Ao mesmo tempo, as estruturas religiosas, tanto no Ocidente quanto no Oriente, estão frequentemente se tornando mais superficiais ou se radicalizando. O fundamentalismo está em ascensão em todas as religiões, à medida que pessoas com motivações negativas aproveitam-se das novas lacunas na sociedade e nos sistemas de governo para disseminar uma mensagem que pode descambar para o ódio e a discriminação.
Talvez, se desenvolvêssemos uma qualidade de atendimento genuína, as coisas poderiam ser diferentes. Portanto, é importante analisar como podemos desenvolver conscientemente a qualidade do atendimento e considerar suas implicações mais profundas para a sociedade.

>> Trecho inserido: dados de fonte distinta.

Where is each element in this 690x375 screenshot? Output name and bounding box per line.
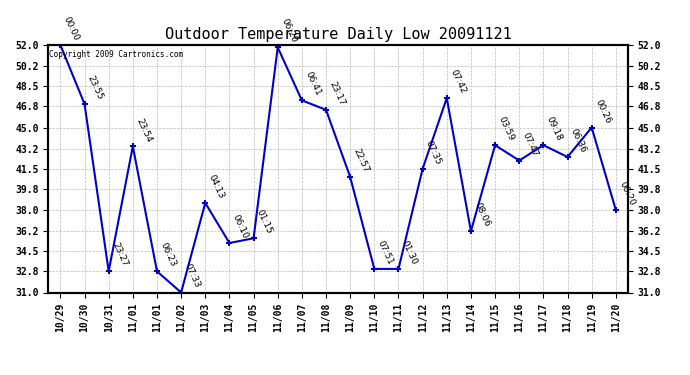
Title: Outdoor Temperature Daily Low 20091121: Outdoor Temperature Daily Low 20091121 [165, 27, 511, 42]
Text: Copyright 2009 Cartronics.com: Copyright 2009 Cartronics.com [50, 50, 184, 59]
Text: 01:15: 01:15 [255, 208, 274, 236]
Text: 07:51: 07:51 [376, 239, 395, 266]
Text: 06:20: 06:20 [618, 180, 636, 207]
Text: 01:30: 01:30 [400, 239, 419, 266]
Text: 23:27: 23:27 [110, 242, 129, 268]
Text: 22:57: 22:57 [352, 147, 371, 174]
Text: 06:10: 06:10 [231, 213, 250, 240]
Text: 23:55: 23:55 [86, 74, 105, 101]
Text: 00:00: 00:00 [62, 15, 81, 42]
Text: 23:17: 23:17 [328, 80, 346, 107]
Text: 04:13: 04:13 [207, 173, 226, 200]
Text: 07:35: 07:35 [424, 139, 443, 166]
Text: 09:18: 09:18 [545, 115, 564, 142]
Text: 08:06: 08:06 [473, 201, 491, 228]
Text: 06:20: 06:20 [279, 18, 298, 45]
Text: 00:26: 00:26 [593, 98, 612, 125]
Text: 23:54: 23:54 [135, 117, 153, 144]
Text: 06:36: 06:36 [569, 127, 588, 154]
Text: 07:42: 07:42 [448, 68, 467, 95]
Text: 07:33: 07:33 [183, 262, 201, 290]
Text: 06:41: 06:41 [304, 70, 322, 98]
Text: 06:23: 06:23 [159, 242, 177, 268]
Text: 07:47: 07:47 [521, 130, 540, 158]
Text: 03:59: 03:59 [497, 115, 515, 142]
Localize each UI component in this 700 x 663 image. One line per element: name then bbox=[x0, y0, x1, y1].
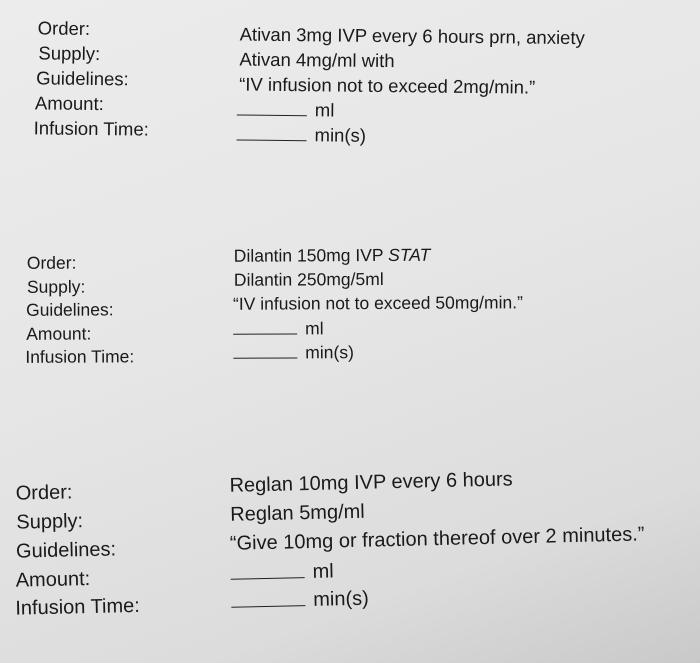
order-value: Ativan 3mg IVP every 6 hours prn, anxiet… bbox=[239, 23, 585, 49]
amount-unit: ml bbox=[314, 99, 335, 121]
guidelines-label: Guidelines: bbox=[15, 538, 117, 563]
supply-label: Supply: bbox=[38, 42, 101, 65]
time-blank[interactable] bbox=[236, 139, 307, 142]
amount-unit: ml bbox=[312, 560, 334, 583]
order-label: Order: bbox=[26, 252, 77, 273]
time-answer[interactable]: min(s) bbox=[233, 342, 354, 364]
amount-blank[interactable] bbox=[233, 333, 298, 335]
infusion-time-label: Infusion Time: bbox=[15, 594, 141, 620]
supply-label: Supply: bbox=[16, 510, 84, 534]
order-value: Dilantin 150mg IVP STAT bbox=[234, 245, 431, 267]
order-value: Reglan 10mg IVP every 6 hours bbox=[229, 468, 513, 497]
time-unit: min(s) bbox=[314, 124, 367, 146]
order-label: Order: bbox=[15, 481, 73, 505]
time-blank[interactable] bbox=[233, 357, 298, 359]
infusion-time-label: Infusion Time: bbox=[25, 346, 135, 367]
order-label: Order: bbox=[37, 17, 91, 39]
time-answer[interactable]: min(s) bbox=[231, 588, 369, 614]
time-answer[interactable]: min(s) bbox=[236, 123, 366, 146]
guidelines-value: “IV infusion not to exceed 2mg/min.” bbox=[239, 73, 536, 98]
infusion-time-label: Infusion Time: bbox=[33, 117, 149, 140]
supply-value: Dilantin 250mg/5ml bbox=[233, 268, 384, 290]
amount-label: Amount: bbox=[26, 323, 92, 344]
guidelines-value: “Give 10mg or fraction thereof over 2 mi… bbox=[229, 523, 645, 555]
supply-value: Ativan 4mg/ml with bbox=[239, 48, 395, 72]
time-blank[interactable] bbox=[231, 605, 306, 608]
amount-unit: ml bbox=[305, 318, 324, 339]
supply-value: Reglan 5mg/ml bbox=[230, 500, 365, 526]
supply-label: Supply: bbox=[26, 276, 86, 297]
amount-answer[interactable]: ml bbox=[230, 560, 334, 585]
guidelines-label: Guidelines: bbox=[25, 299, 114, 320]
amount-blank[interactable] bbox=[230, 577, 305, 580]
time-unit: min(s) bbox=[312, 587, 369, 611]
amount-label: Amount: bbox=[15, 567, 91, 592]
order-text: Dilantin 150mg IVP bbox=[233, 244, 384, 266]
amount-blank[interactable] bbox=[236, 114, 307, 117]
amount-answer[interactable]: ml bbox=[236, 98, 335, 121]
order-stat: STAT bbox=[388, 244, 431, 265]
amount-answer[interactable]: ml bbox=[233, 318, 324, 339]
time-unit: min(s) bbox=[305, 342, 354, 363]
guidelines-value: “IV infusion not to exceed 50mg/min.” bbox=[232, 292, 523, 314]
amount-label: Amount: bbox=[34, 92, 104, 115]
guidelines-label: Guidelines: bbox=[36, 67, 129, 90]
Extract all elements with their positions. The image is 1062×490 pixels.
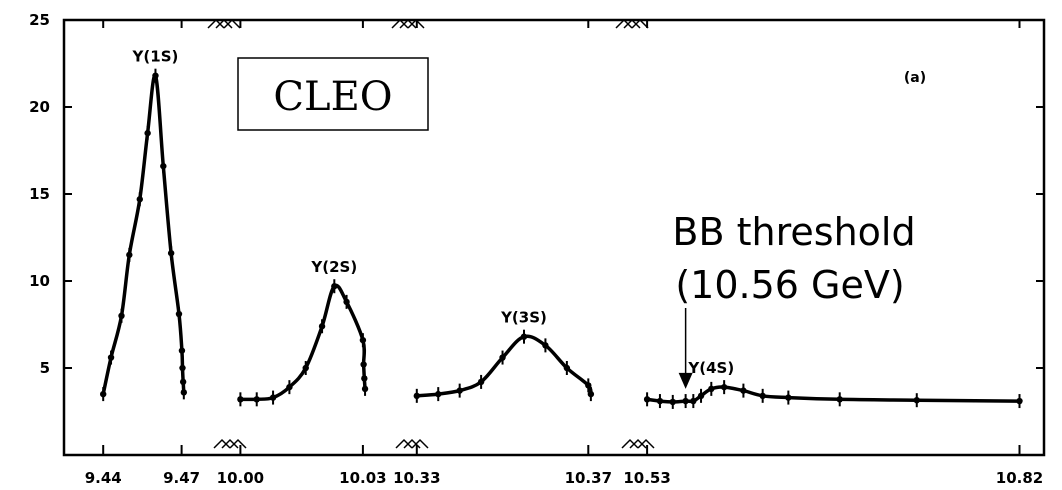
- y-tick-label: 15: [29, 185, 50, 203]
- data-point: [759, 392, 766, 400]
- x-tick-label: 10.53: [623, 469, 670, 487]
- data-point: [477, 378, 485, 386]
- threshold-arrow-head: [678, 372, 693, 389]
- data-point: [708, 385, 715, 393]
- data-point: [785, 394, 792, 401]
- series-line: [101, 73, 186, 395]
- data-point: [913, 396, 920, 404]
- data-point: [152, 72, 159, 79]
- x-tick-label: 9.47: [163, 469, 200, 487]
- axis-break-top-1: [207, 18, 241, 29]
- data-point: [360, 361, 367, 368]
- x-tick-label: 10.03: [339, 469, 386, 487]
- data-point: [107, 354, 115, 361]
- data-point: [520, 333, 528, 340]
- data-point: [697, 392, 705, 400]
- axis-break-top-3: [615, 18, 649, 29]
- data-point: [343, 298, 350, 306]
- threshold-label-line2: (10.56 GeV): [675, 263, 904, 307]
- data-point: [144, 129, 151, 137]
- data-point: [286, 383, 293, 391]
- plot-frame: [62, 18, 1046, 457]
- peak-label: Υ(2S): [310, 258, 357, 276]
- x-tick-label: 10.33: [393, 469, 440, 487]
- axis-break-bottom-1: [213, 438, 247, 449]
- peak-label: Υ(1S): [132, 48, 179, 66]
- data-point: [237, 396, 244, 403]
- data-point: [690, 397, 697, 405]
- data-point: [179, 378, 187, 386]
- data-point: [643, 396, 651, 403]
- data-point: [100, 390, 107, 398]
- x-tick-label: 10.82: [996, 469, 1043, 487]
- data-point: [302, 364, 309, 372]
- peak-label: Υ(4S): [687, 359, 734, 377]
- data-point: [413, 392, 420, 400]
- y-tick-label: 5: [40, 359, 50, 377]
- data-point: [167, 249, 175, 257]
- data-point: [456, 387, 463, 394]
- data-point: [175, 310, 183, 318]
- axis-break-bottom-3: [621, 438, 655, 449]
- threshold-label-line1: BB threshold: [672, 210, 915, 254]
- data-point: [656, 397, 664, 405]
- data-point: [359, 336, 367, 344]
- cleo-label: CLEO: [273, 74, 392, 120]
- data-point: [1016, 397, 1023, 405]
- data-point: [669, 398, 676, 406]
- x-tick-label: 10.37: [565, 469, 612, 487]
- data-point: [563, 364, 571, 372]
- data-point: [118, 312, 125, 319]
- peak-labels: Υ(1S) Υ(2S) Υ(3S) Υ(4S): [132, 48, 735, 377]
- data-point: [361, 385, 369, 393]
- axis-break-bottom-2: [395, 438, 429, 449]
- data-point: [587, 390, 595, 398]
- data-point: [160, 162, 167, 170]
- axis-break-marks: [207, 18, 655, 449]
- data-point: [542, 342, 549, 349]
- y-tick-label: 25: [29, 11, 50, 29]
- data-point: [836, 396, 843, 403]
- data-point: [361, 375, 368, 382]
- peak-label: Υ(3S): [500, 309, 547, 327]
- data-point: [179, 364, 186, 372]
- x-tick-label: 10.00: [217, 469, 264, 487]
- data-point: [435, 390, 442, 398]
- y-tick-label: 20: [29, 98, 50, 116]
- data-point: [318, 323, 326, 330]
- data-points: [100, 68, 1023, 409]
- x-axis-ticks: 9.44 9.47 10.00 10.03 10.33 10.37 10.53 10.82: [85, 20, 1043, 487]
- data-point: [585, 382, 592, 389]
- data-point: [682, 397, 689, 405]
- data-point: [126, 251, 133, 259]
- data-point: [331, 283, 338, 290]
- data-point: [740, 387, 747, 394]
- data-point: [178, 347, 186, 354]
- y-axis-ticks: 5 10 15 20 25: [29, 11, 1044, 377]
- data-point: [136, 196, 143, 203]
- x-tick-label: 9.44: [85, 469, 122, 487]
- cleo-box: [237, 57, 429, 131]
- panel-label: (a): [904, 70, 926, 86]
- series-line: [416, 334, 593, 398]
- y-tick-label: 10: [29, 272, 50, 290]
- data-point: [269, 394, 277, 401]
- data-point: [720, 383, 728, 391]
- data-point: [499, 354, 506, 361]
- data-point: [180, 389, 188, 396]
- data-point: [253, 396, 260, 403]
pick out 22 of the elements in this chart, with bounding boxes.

O cuidado parece ter muitas dimensões diferentes. Em um nível, cuidar é amar e compreender as necessidades dos outros, de uma forma que poderíamos chamar de "horizontal". Fundamentalmente, cuidar exige que primeiro estejamos atentos: atentos ao nosso entorno, em sintonia com as necessidades dos outros. A percepção do sofrimento, a atenção à iminência de uma ruptura, desarticulação, desequilíbrio ou dor é um aspecto fundamental da qualidade do cuidado.
Nesses casos de cuidado horizontal, cuido do meu semelhante, do meu vizinho, de outros seres sencientes, talvez até dos jardins ou dos espaços que habito. Cuido da situação presente e busco compreender o que pode proporcionar maior conforto e bem-estar, maior beleza e clareza àqueles que me rodeiam.

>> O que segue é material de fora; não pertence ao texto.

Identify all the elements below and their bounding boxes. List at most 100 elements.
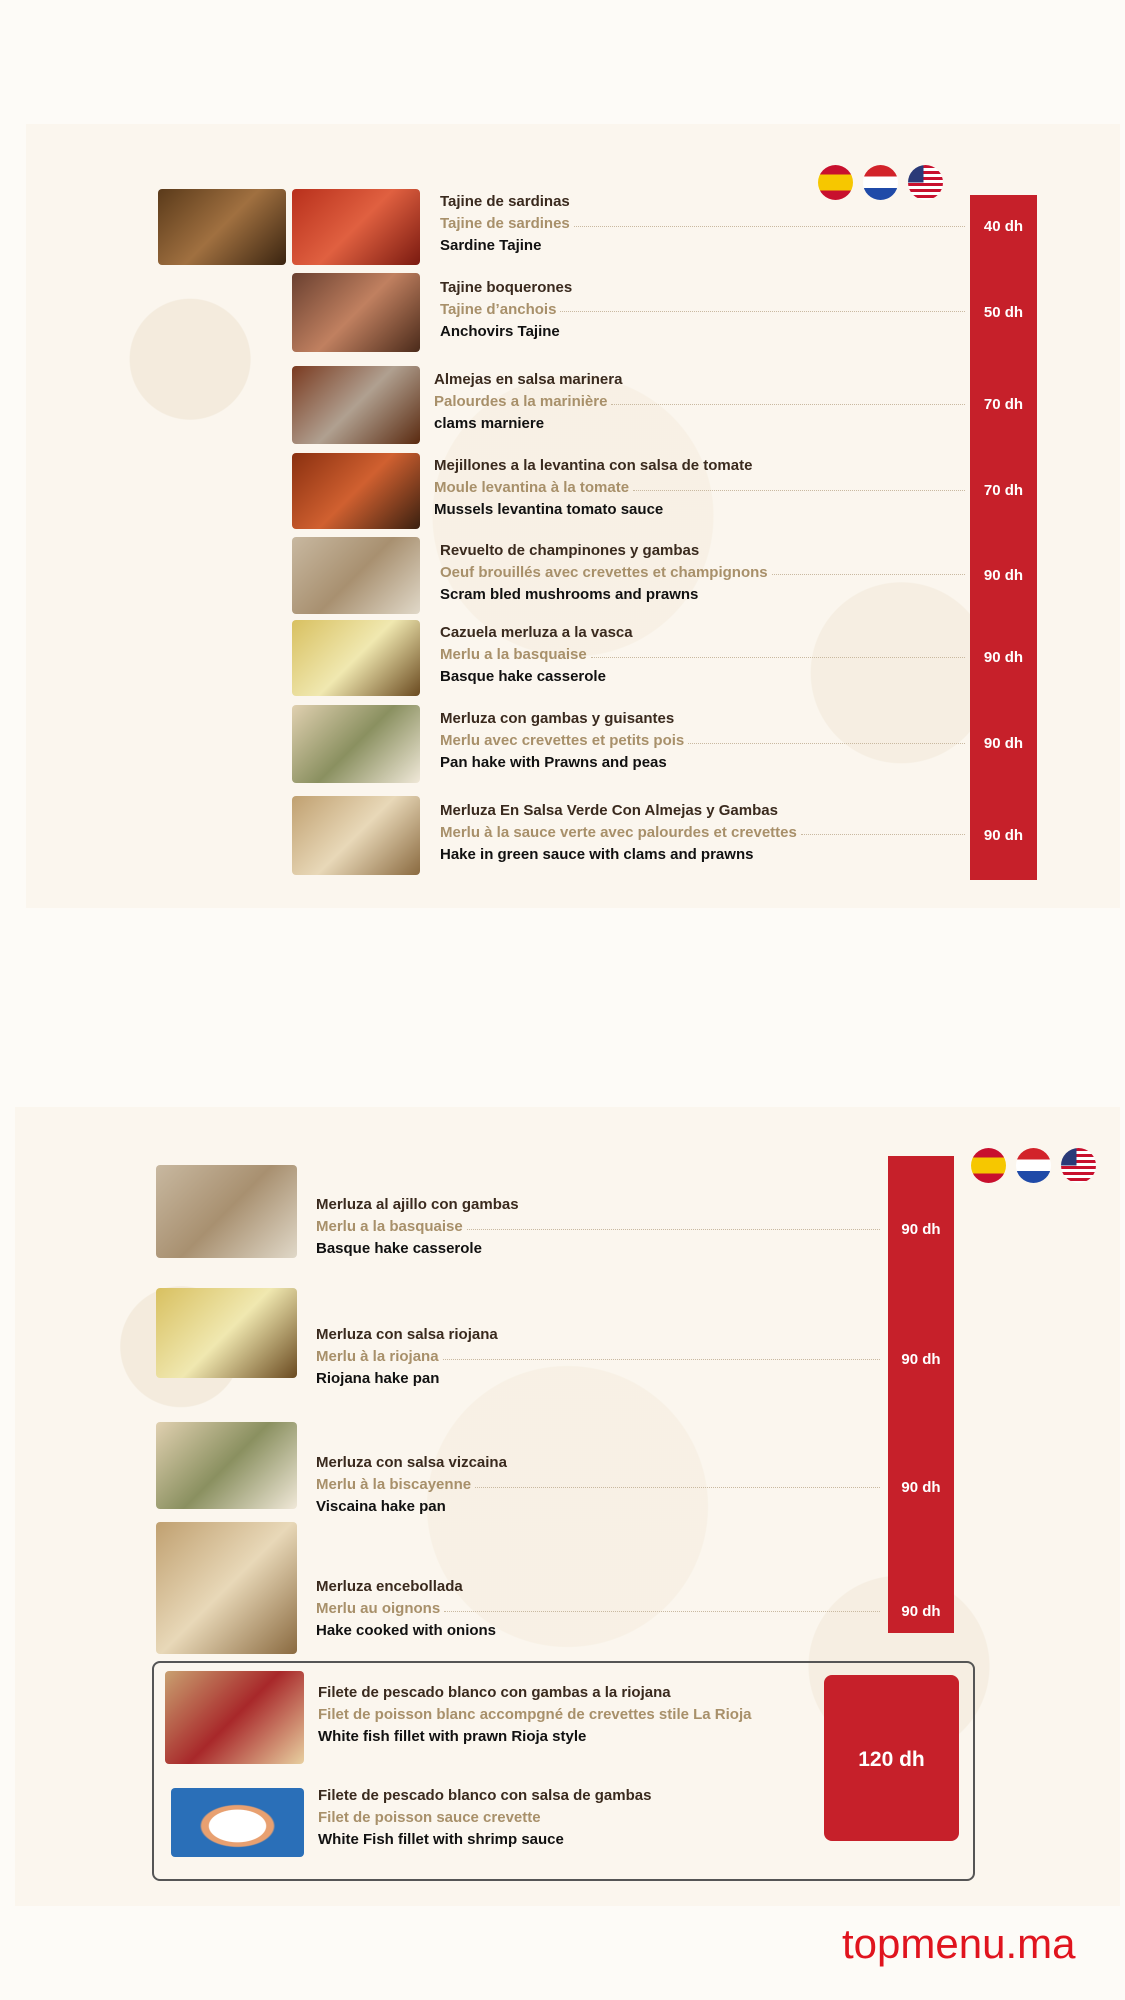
usa-flag-icon — [1061, 1148, 1096, 1183]
item-name-french-row: Moule levantina à la tomate — [434, 477, 965, 499]
item-name-english: Anchovirs Tajine — [440, 322, 560, 340]
item-name-spanish: Filete de pescado blanco con gambas a la… — [318, 1684, 671, 1701]
food-photo — [292, 705, 420, 783]
item-name-spanish: Merluza con salsa vizcaina — [316, 1454, 507, 1471]
item-name-english: Riojana hake pan — [316, 1370, 440, 1387]
menu-item: Tajine de sardinas Tajine de sardines Sa… — [440, 191, 965, 257]
menu-item: Revuelto de champinones y gambas Oeuf br… — [440, 540, 965, 606]
brand-watermark: topmenu.ma — [842, 1920, 1076, 1967]
item-name-spanish: Almejas en salsa marinera — [434, 371, 623, 388]
menu-item: Filete de pescado blanco con gambas a la… — [318, 1682, 751, 1748]
item-name-spanish: Mejillones a la levantina con salsa de t… — [434, 457, 753, 474]
item-name-french: Oeuf brouillés avec crevettes et champig… — [440, 563, 768, 581]
item-name-french: Tajine de sardines — [440, 215, 570, 232]
combo-box — [152, 1661, 975, 1881]
spain-flag-icon — [971, 1148, 1006, 1183]
item-name-english: White fish fillet with prawn Rioja style — [318, 1728, 587, 1745]
item-name-spanish: Merluza En Salsa Verde Con Almejas y Gam… — [440, 801, 778, 819]
item-name-french-row: Merlu à la riojana — [316, 1346, 880, 1368]
item-name-spanish: Revuelto de champinones y gambas — [440, 541, 700, 559]
item-name-english: White Fish fillet with shrimp sauce — [318, 1831, 564, 1848]
food-photo — [292, 453, 420, 529]
item-name-english: Hake in green sauce with clams and prawn… — [440, 845, 754, 863]
item-name-french-row: Oeuf brouillés avec crevettes et champig… — [440, 562, 965, 584]
combo-price: 120 dh — [858, 1748, 925, 1771]
item-name-spanish: Merluza encebollada — [316, 1578, 463, 1595]
menu-item: Merluza con gambas y guisantes Merlu ave… — [440, 708, 965, 774]
item-name-spanish: Merluza con gambas y guisantes — [440, 710, 675, 727]
item-name-french-row: Merlu au oignons — [316, 1598, 880, 1620]
item-name-french: Filet de poisson sauce crevette — [318, 1809, 541, 1826]
item-price: 90 dh — [901, 1479, 941, 1496]
food-photo — [156, 1522, 297, 1654]
item-name-spanish: Tajine de sardinas — [440, 193, 570, 210]
menu-item: Cazuela merluza a la vasca Merlu a la ba… — [440, 622, 965, 688]
netherlands-flag-icon — [1016, 1148, 1051, 1183]
food-photo — [158, 189, 286, 265]
item-name-english: Hake cooked with onions — [316, 1622, 497, 1639]
food-photo — [165, 1671, 304, 1764]
item-name-english: Basque hake casserole — [316, 1240, 482, 1257]
dotted-leader — [444, 1610, 880, 1612]
dotted-leader — [800, 834, 965, 835]
price-column — [888, 1156, 954, 1633]
food-photo — [156, 1288, 297, 1378]
item-name-french-row: Tajine de sardines — [440, 213, 965, 235]
food-photo — [292, 273, 420, 352]
dotted-leader — [442, 1358, 880, 1360]
item-name-french: Filet de poisson blanc accompgné de crev… — [318, 1706, 752, 1723]
item-name-spanish: Merluza al ajillo con gambas — [316, 1196, 519, 1213]
item-name-french-row: Merlu avec crevettes et petits pois — [440, 730, 965, 752]
food-photo — [156, 1422, 297, 1509]
item-price: 90 dh — [983, 566, 1024, 584]
food-photo — [171, 1788, 304, 1857]
menu-item: Merluza con salsa riojana Merlu à la rio… — [316, 1324, 880, 1390]
combo-price-box — [824, 1675, 959, 1841]
item-price: 50 dh — [983, 303, 1024, 321]
food-photo — [292, 537, 420, 614]
food-photo — [292, 796, 420, 875]
item-name-french-row: Tajine d’anchois — [440, 299, 965, 321]
item-price: 90 dh — [983, 649, 1024, 666]
menu-item: Almejas en salsa marinera Palourdes a la… — [434, 369, 965, 435]
item-name-french: Merlu au oignons — [316, 1600, 441, 1617]
spain-flag-icon — [818, 165, 853, 200]
item-name-english: Basque hake casserole — [440, 668, 606, 685]
item-name-french: Tajine d’anchois — [440, 300, 557, 318]
menu-item: Merluza al ajillo con gambas Merlu a la … — [316, 1194, 880, 1260]
item-name-english: Viscaina hake pan — [316, 1498, 446, 1515]
item-name-french-row: Merlu a la basquaise — [440, 644, 965, 666]
dotted-leader — [611, 403, 965, 405]
item-name-spanish: Cazuela merluza a la vasca — [440, 624, 633, 641]
item-price: 90 dh — [983, 826, 1024, 844]
food-photo — [156, 1165, 297, 1258]
item-name-french-row: Merlu a la basquaise — [316, 1216, 880, 1238]
food-photo — [292, 366, 420, 444]
item-name-english: Pan hake with Prawns and peas — [440, 754, 667, 771]
item-name-spanish: Filete de pescado blanco con salsa de ga… — [318, 1787, 652, 1804]
item-name-french: Moule levantina à la tomate — [434, 479, 630, 496]
dotted-leader — [466, 1228, 880, 1230]
item-price: 90 dh — [901, 1221, 941, 1238]
item-name-french: Merlu a la basquaise — [440, 646, 587, 663]
dotted-leader — [688, 742, 965, 744]
item-name-french-row: Merlu à la biscayenne — [316, 1474, 880, 1496]
dotted-leader — [633, 489, 965, 491]
price-column — [970, 195, 1037, 880]
netherlands-flag-icon — [863, 165, 898, 200]
usa-flag-icon — [908, 165, 943, 200]
item-name-english: Mussels levantina tomato sauce — [434, 501, 664, 518]
item-name-spanish: Tajine boquerones — [440, 278, 573, 296]
item-name-french: Merlu à la riojana — [316, 1348, 439, 1365]
menu-item: Merluza encebollada Merlu au oignons Hak… — [316, 1576, 880, 1642]
item-name-french-row: Palourdes a la marinière — [434, 391, 965, 413]
item-name-french-row: Filet de poisson sauce crevette — [318, 1807, 651, 1829]
dotted-leader — [590, 656, 965, 658]
dotted-leader — [771, 574, 965, 575]
menu-item: Merluza En Salsa Verde Con Almejas y Gam… — [440, 800, 965, 866]
item-price: 70 dh — [983, 396, 1024, 413]
dotted-leader — [475, 1486, 880, 1488]
item-name-french: Merlu avec crevettes et petits pois — [440, 732, 685, 749]
menu-item: Filete de pescado blanco con salsa de ga… — [318, 1785, 651, 1851]
item-name-spanish: Merluza con salsa riojana — [316, 1326, 498, 1343]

A segunda forma de cuidado, talvez menos conhecida, é um tipo de cuidado vertical. Essa forma de cuidado pode ser voltada para um propósito maior, ou mesmo transcendente, talvez invisível. Nessa forma vertical de cuidado, imagino que nos importamos com coisas ao longo de um arco do passado e do futuro que pode estar além do nosso momento presente. Nos importamos com nossos ancestrais e com o ambiente do qual nascemos. Nos importamos com os lagos, as montanhas e o céu, pois sabemos que eles são nossos progenitores. Também nos importamos com as qualidades e os ideais da nossa futura encarnação. Nos importamos em realizar nosso potencial e o potencial de cada ser senciente. Com essa forma de cuidado, a oração e, especialmente, as aspirações virtuosas, podemos descobrir que o cuidado é um veículo muito poderoso de autotransformação.
Sabemos que dentro de cada ser existe uma luz a manifestar-se, e buscamos todas as formas de ajudar a cultivar o seu despertar. Com as mãos unidas à altura do coração, oramos conscientemente pelo seu despertar. O cuidado horizontal que estendemos aos nossos irmãos e irmãs no momento presente desperta naturalmente o chamado para a forma vertical de cuidado.
Cuidar significa fazer da própria vida um exemplo de boa conduta. Não significa que precisamos proferir grandes discursos ou escrever palavras rebuscadas; nossas ações devem simplesmente demonstrar nossas ideias. Talvez ainda mais importante, nosso cuidado deve ser evidente mesmo quando ninguém está lá para nos ver ou nos parabenizar. Nossas vidas devem ser nossos registros.
Incorporar a qualidade do cuidado significa ter uma consciência e empatia aguçadas que se expandem cada vez mais para além do nosso entorno imediato. Nossa percepção do cuidado evolui à medida que nos desapegamos cada vez menos do objeto que estamos ajudando ou cuidando. O cuidado como um fluxo, como uma resposta natural aos apelos do mundo, grandes ou pequenos, é o alimento que nutre nosso coração. Podemos perceber os bons sinais de uma atitude cuidadosa quando ela começa a parecer natural e sem esforço.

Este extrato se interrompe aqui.